Didn’t get a chance to post till today but I’ve been thinking about this soup since I saw the post in my inbox. I was looking for a recipe just like this. Can’t wait to try it. And since we have so much squash around here in the Northeast, I think I’ll add some yellow or butternut squash to it. I’ll let you know how it comes out!
oh! Curried Squash- what a great call Kelley!
So happy it is soup weather again. This looks like a great one.
I love chowder. This is a meal I am going to make and use halibut. Your stock/broth looks delicious!
Your recipe does not indicate the amount of shrimp needed.

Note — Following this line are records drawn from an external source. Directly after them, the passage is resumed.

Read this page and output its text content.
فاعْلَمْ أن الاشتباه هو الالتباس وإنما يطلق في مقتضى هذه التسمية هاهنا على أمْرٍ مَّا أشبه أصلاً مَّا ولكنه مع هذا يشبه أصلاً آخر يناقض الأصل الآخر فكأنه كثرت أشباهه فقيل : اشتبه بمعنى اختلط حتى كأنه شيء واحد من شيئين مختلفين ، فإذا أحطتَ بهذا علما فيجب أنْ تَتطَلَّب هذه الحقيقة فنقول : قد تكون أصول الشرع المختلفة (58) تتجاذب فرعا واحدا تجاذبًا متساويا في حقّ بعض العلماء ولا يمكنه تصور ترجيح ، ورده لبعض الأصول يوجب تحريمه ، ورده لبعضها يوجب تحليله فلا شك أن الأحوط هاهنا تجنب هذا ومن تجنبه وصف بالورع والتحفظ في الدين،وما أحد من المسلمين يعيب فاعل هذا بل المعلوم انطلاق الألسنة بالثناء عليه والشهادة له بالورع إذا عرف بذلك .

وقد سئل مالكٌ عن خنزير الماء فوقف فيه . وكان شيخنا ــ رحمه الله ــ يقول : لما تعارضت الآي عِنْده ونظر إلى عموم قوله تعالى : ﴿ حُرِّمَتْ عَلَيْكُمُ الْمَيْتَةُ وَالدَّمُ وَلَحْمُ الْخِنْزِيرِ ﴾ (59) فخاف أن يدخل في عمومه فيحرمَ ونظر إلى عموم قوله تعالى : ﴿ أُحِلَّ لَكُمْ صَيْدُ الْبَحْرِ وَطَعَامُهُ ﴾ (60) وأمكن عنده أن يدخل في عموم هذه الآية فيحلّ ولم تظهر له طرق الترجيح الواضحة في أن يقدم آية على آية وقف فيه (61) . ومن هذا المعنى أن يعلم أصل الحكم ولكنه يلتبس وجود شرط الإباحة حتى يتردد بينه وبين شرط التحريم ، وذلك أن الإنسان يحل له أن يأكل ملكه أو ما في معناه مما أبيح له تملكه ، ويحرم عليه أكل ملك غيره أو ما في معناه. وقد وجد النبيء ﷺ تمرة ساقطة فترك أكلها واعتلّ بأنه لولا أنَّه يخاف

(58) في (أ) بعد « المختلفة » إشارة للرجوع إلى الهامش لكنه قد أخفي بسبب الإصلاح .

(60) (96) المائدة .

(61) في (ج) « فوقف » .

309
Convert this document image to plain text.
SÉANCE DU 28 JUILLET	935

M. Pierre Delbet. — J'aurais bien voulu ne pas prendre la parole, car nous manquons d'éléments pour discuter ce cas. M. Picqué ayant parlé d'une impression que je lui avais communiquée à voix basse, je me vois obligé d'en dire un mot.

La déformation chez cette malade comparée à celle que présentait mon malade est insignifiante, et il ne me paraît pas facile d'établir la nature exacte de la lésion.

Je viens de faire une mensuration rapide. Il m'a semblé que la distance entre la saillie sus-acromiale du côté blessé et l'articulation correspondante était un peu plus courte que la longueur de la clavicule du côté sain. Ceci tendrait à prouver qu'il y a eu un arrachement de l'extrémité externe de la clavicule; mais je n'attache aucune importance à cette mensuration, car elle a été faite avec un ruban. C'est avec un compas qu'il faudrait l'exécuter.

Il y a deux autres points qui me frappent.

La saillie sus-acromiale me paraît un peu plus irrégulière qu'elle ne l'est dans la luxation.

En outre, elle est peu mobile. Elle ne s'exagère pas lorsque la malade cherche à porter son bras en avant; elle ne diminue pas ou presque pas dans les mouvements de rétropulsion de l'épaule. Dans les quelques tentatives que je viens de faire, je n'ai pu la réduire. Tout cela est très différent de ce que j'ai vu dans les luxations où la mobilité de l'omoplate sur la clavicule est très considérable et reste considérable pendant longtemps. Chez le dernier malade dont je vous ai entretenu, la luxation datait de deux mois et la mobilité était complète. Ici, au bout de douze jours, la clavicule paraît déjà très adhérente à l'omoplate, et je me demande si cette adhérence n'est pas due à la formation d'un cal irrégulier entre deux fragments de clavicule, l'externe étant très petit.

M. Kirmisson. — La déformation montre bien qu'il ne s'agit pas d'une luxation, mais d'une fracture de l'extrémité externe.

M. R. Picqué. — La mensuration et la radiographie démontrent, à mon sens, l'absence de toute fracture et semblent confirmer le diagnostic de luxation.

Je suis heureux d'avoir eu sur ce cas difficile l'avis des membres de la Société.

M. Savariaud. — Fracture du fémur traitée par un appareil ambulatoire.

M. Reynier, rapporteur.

Thanks you Carmel. That is fixed! 1 lb please!
This sounds delicious! I wondered if you could substitute curry paste? I’ve read that the powder and paste aren’t really interchangeable though- that the paste is more of a Thai-type flavor. Has anyone tried it with the paste? Or maybe both ways and can tell me which tastes better? Thanks!
Rosey- please let me know if you try it with paste! I would just guess that the paste a little bit more concentrated.
Heather- I tried this with the curry paste and it was good- but I think next time I’ll make it following your recipe exactly. It’s probably better to experiment AFTER you taste a recipe the way it was meant to be. Thanks for sharing a simple yet great tasting recipe!
How long to cook the shrimp once it’s put in the pot?